I'm writing a specialized PHP proxy and got stumped by a feature of cURL.
If the following values are set:
curl_setopt( $ch, CURLOPT_FOLLOWLOCATION, true );
curl_setopt( $ch, CURLOPT_HEADER, true );
curl_setopt( $ch, CURLOPT_RETURNTRANSFER, true );
cURL correctly handles redirects, but returns ALL page headers, not just the final (non-redirect) page, e.g.
HTTP/1.1 302 Found
Location: http://otherpage
Set-Cookie: someCookie=foo
Content-Length: 198
HTTP/1.1 200 OK
Content-Type: text/html; charset=utf-8
Content-Length: 3241
<!DOCTYPE HTML>
...rest of content
Note that CURLOPT_HEADER is set because I need to read and copy parts of the original header into my proxy header.
I appreciate why it's returning all these headers (for example, my proxy code must detect any cookies set in the 302 header and pass them along). HOWEVER, it also makes it impossible to detect when the headers end and the content begins. Normally, with one header we could just do a simple split:
$split = preg_split('/\r\n\r\n/', $fullPage, 2)
But that obviously won't work here. Hm. We could try something that only splits if it looks like the next line is part of a header:
$split = preg_split('/\r\n\r\nHTML\/(1\.0|1\.1) \\d+ \\w+/', $fullPage)
// matches patterns such a "\r\n\r\nHTML/1.1 302 Found"

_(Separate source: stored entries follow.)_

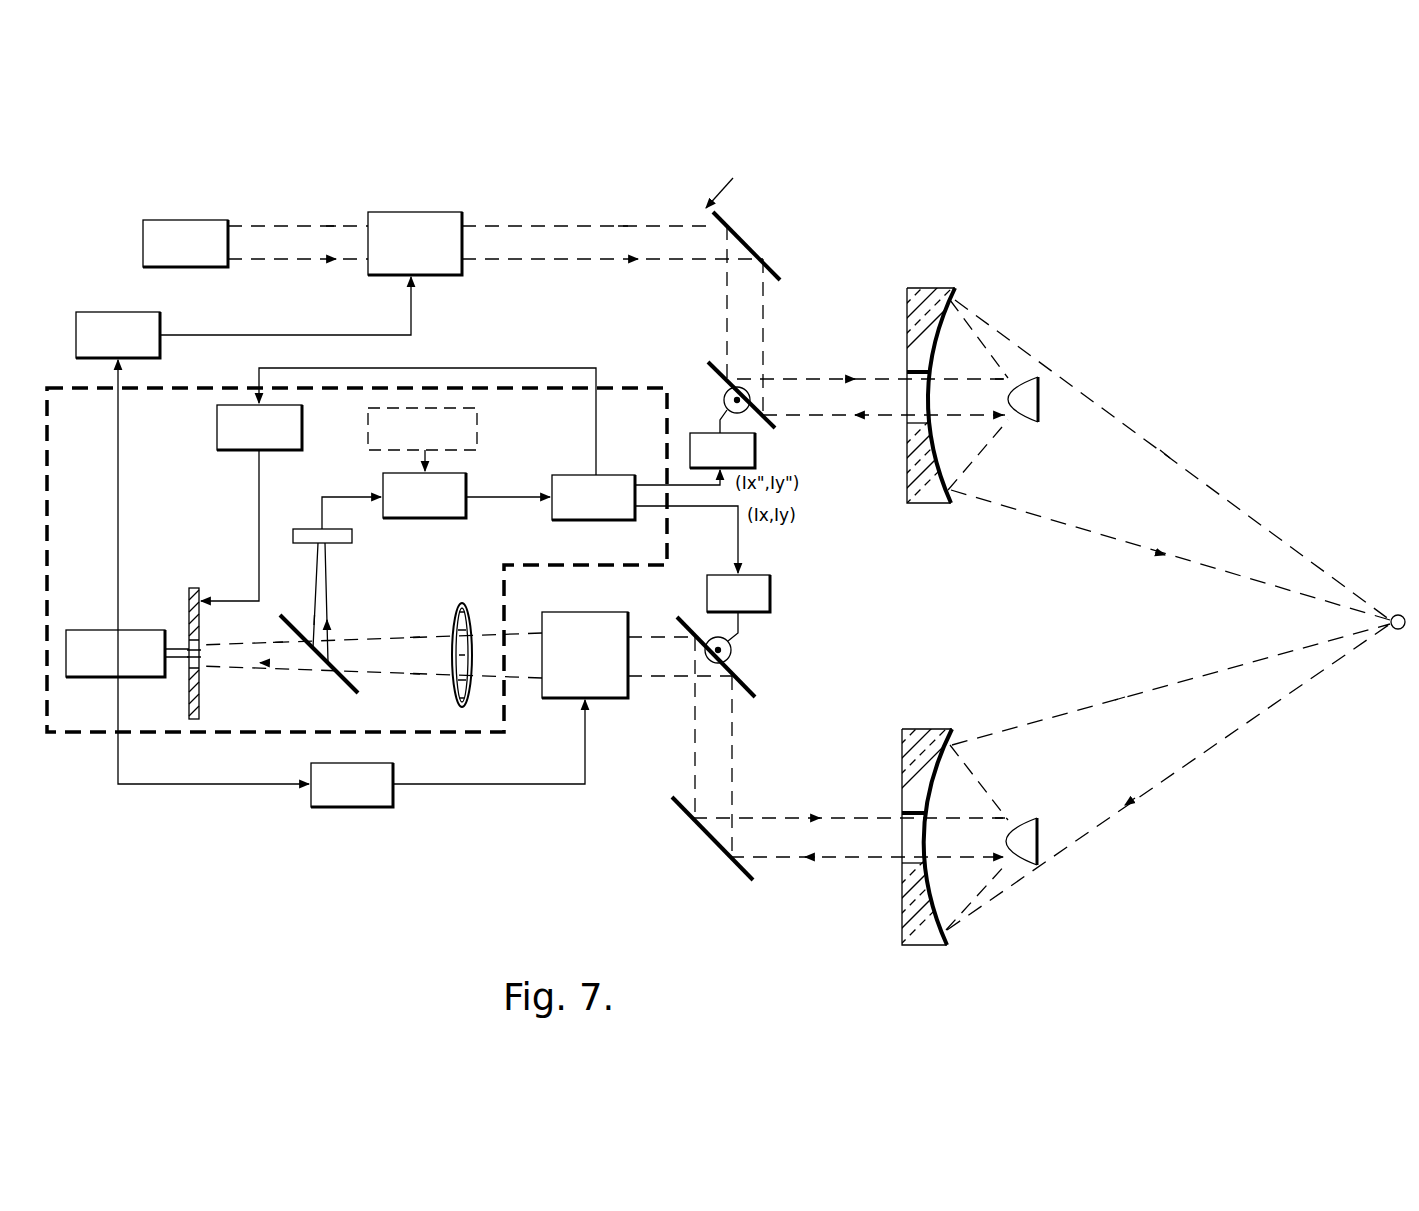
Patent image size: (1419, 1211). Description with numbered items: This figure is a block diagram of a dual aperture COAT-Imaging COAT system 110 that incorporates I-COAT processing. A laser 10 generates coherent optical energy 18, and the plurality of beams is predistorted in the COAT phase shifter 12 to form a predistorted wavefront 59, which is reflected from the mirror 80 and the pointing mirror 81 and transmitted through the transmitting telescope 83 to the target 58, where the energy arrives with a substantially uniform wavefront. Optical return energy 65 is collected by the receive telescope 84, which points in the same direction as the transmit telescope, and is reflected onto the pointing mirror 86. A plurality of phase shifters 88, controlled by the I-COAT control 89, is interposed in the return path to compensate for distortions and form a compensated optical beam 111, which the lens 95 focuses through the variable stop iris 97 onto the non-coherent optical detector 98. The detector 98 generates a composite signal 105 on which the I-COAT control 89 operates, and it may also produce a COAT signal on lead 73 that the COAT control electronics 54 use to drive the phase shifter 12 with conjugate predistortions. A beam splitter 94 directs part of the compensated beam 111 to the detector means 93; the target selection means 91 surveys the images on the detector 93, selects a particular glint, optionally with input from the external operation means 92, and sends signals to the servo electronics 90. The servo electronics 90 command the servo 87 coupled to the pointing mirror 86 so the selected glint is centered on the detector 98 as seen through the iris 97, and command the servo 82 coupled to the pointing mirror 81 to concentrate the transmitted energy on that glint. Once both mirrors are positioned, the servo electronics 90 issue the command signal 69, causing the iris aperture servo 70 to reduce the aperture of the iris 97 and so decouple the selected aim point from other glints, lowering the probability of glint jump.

The laser 10 is at (229, 220).
The COAT phase shifter 12 is at (458, 212).
The coherent optical energy 18 is at (323, 260).
The COAT control electronics 54 is at (160, 313).
The target 58 is at (1395, 615).
The predistorted wavefront 59 is at (607, 263).
The optical return energy 65 is at (840, 857).
The command signal 69 is at (428, 404).
The iris aperture servo 70 is at (302, 425).
The lead 73 is at (116, 537).
The mirror 80 is at (727, 224).
The pointing mirror 81 is at (716, 365).
The servo 82 is at (697, 433).
The transmitting telescope 83 is at (953, 290).
The receive telescope 84 is at (932, 945).
The pointing mirror 86 is at (732, 660).
The servo 87 is at (770, 612).
The phase shifters 88 is at (628, 700).
The I-COAT control 89 is at (393, 807).
The servo electronics 90 is at (554, 476).
The target selection means 91 is at (466, 518).
The external operation means 92 is at (477, 443).
The detector means 93 is at (352, 541).
The beam splitter 94 is at (352, 690).
The lens 95 is at (462, 702).
The variable stop iris 97 is at (189, 590).
The non-coherent optical detector 98 is at (143, 677).
The composite signal 105 is at (217, 784).
The COAT-Imaging COAT system 110 is at (733, 180).
The compensated optical beam 111 is at (508, 630).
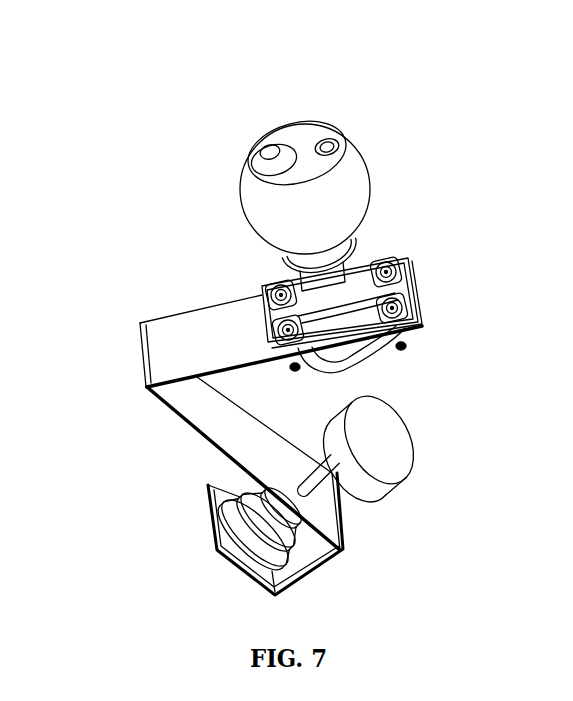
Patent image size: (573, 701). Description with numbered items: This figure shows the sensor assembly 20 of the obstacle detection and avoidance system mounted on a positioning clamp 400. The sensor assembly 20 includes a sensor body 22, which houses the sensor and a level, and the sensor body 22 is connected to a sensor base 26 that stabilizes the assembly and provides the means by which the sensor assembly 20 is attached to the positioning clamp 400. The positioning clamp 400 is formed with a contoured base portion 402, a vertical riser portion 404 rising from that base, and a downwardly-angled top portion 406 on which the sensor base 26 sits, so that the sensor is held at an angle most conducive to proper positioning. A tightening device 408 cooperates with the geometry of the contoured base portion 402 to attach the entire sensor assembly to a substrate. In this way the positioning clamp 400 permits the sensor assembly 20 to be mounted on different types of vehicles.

Which will work almost all the time, but chokes if someone has the following in their page:
...and for all you readers out there, here is an example HTTP header:
<PRE>
HTTP/1.1 200 OK
BALLS!
We really want the split to stop matching as soon as it encounters any pattern of \r\n\r\n
that isn't immediately followed by HTML/1.x
- is there a way to do this with PHP RegExs? Even this solution can choke on the (quite rare) situation where someone puts an HTTP header right at the beginning of their content. Is there a way in cURL to get all of the returned pages as an array?